Some paragraph-answer questions may be specified on the exam as permitting two-paragraph responses. In those cases, they will count for two answers.
Research Papers

The Nature of the Beast
The research paper is what it says.  It presents your original research, formulating your findings as an analytical, interpretive contribution to your chosen topic .  The research paper puts you in the position of the historian.

These guidelines will start you on the process.  The website is divided into four sections:

Introduction to the research paper
Constructing a research paper
Finding a topic and sources
Moving towards the final paper (assignments)

Before continuing to those pages, please finish these guidelines.

Your paper may deal with any topic in the history of science in the U.S.  You may  define science in the broad sense we have used in this course.  The subject matter must be historical, and topics must lie at least 25 years in the past. 

Your aim is not simply to report what happened, but to analyze and interpret.  You must develop a thesis and an argument to support it.  Explain the significance and implications of your topic;  fit it into what we have learned in class.  Your argument must be based on research in primary sources (at least two) and secondary sources (at least two).

The paper of 9-12 pages is due at the beginning of class on Monday, November 25. Intermediate assignments are due on September 20 (first thoughts), October 4 (topic), October 28 (source list), and November 6 (abstract).

It is highly recommended that you seek help from a friend in revising.  An argument must be persuasive to the reader, so try to get comments.  The Student Learning Center offers drop-in writing tutoring.  You may consult with classmates indeed, you are encouraged to but the paper you turn in must be your own work.  If you have questions, please ask.

Don't even think of using a paper from a proprietary website.  If you take text off the web, be assured I will find it.  And I know the print literature;  I will look up your sources.

Reading Strategies:

Some Reading Strategies for History Courses: A List of Informal Suggestions

Facts and Dates
History isn't just about learning facts and dates.  It's also about understanding how and why things happened.  So don't get bogged down in all the facts and dates, at the expense of the big picture.  Ask, "Why would this event be important, and how does it relate to other events?"  These questions give you the framework to hang your facts and dates on.

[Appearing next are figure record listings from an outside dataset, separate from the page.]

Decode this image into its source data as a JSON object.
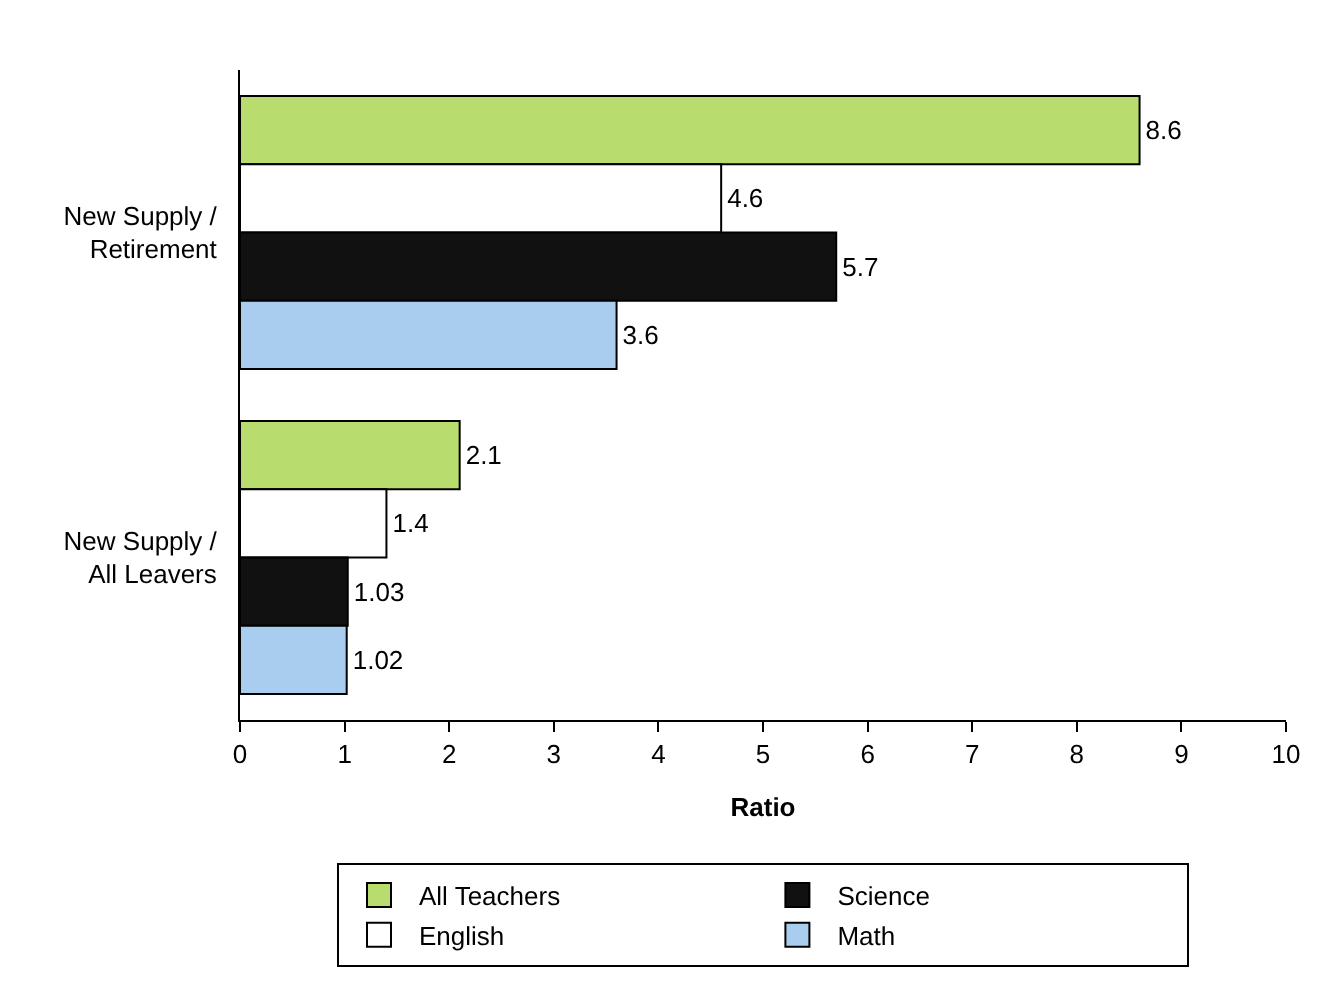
{
  "chart_data": {
    "type": "bar",
    "orientation": "horizontal",
    "xlabel": "Ratio",
    "categories": [
      "New Supply /\nRetirement",
      "New Supply /\nAll Leavers"
    ],
    "series": [
      {
        "name": "All Teachers",
        "color": "#b8dc6e",
        "values": [
          8.6,
          2.1
        ]
      },
      {
        "name": "English",
        "color": "#ffffff",
        "values": [
          4.6,
          1.4
        ]
      },
      {
        "name": "Science",
        "color": "#111111",
        "values": [
          5.7,
          1.03
        ]
      },
      {
        "name": "Math",
        "color": "#a9cdef",
        "values": [
          3.6,
          1.02
        ]
      }
    ],
    "xlim": [
      0,
      10
    ],
    "xticks": [
      0,
      1,
      2,
      3,
      4,
      5,
      6,
      7,
      8,
      9,
      10
    ],
    "data_labels": true,
    "legend": "bottom"
  }
}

This is not to say that you can forget all facts and dates, but it is to suggest remembering them within a meaningful context.

Information Overload
History readings often give you more information than you actually need to remember.  Again, here the big picture is important.  Authors include details to make their cases more persuasive or memorable.  But on the same principle as above, not all these details need to be noted down and stored away.

Active Reading
History courses have a lot of reading.  Therefore you need to practice active, intelligent reading.  Keep asking yourself, "What is the point of all this?  What am I supposed to be getting out of it?"  Then organize your reading around answering those questions.  It helps to scan material quickly before really getting into it;  it helps to look back over it afterwards to fix the main points in your mind.

Types of Sources
History courses use different kinds of materials that demand different kinds of reading.  For instance, a narrative of someone's life may be quicker and easier to read than a historian's analysis of an event and its reasons.  A primary document will make you ask different questions from a textbook account.

History is interpretive. Historians (authors, people in general) will sometimes tell different stories about events or attribute different significance to them.  The accounts you have before you do not represent the final truth.  This does not mean, though, that history is bunk (to cite Henry Ford).  What these accounts represent are the efforts of (usually) intelligent, thoughtful people to make sense of what we can find out about what happened in the past.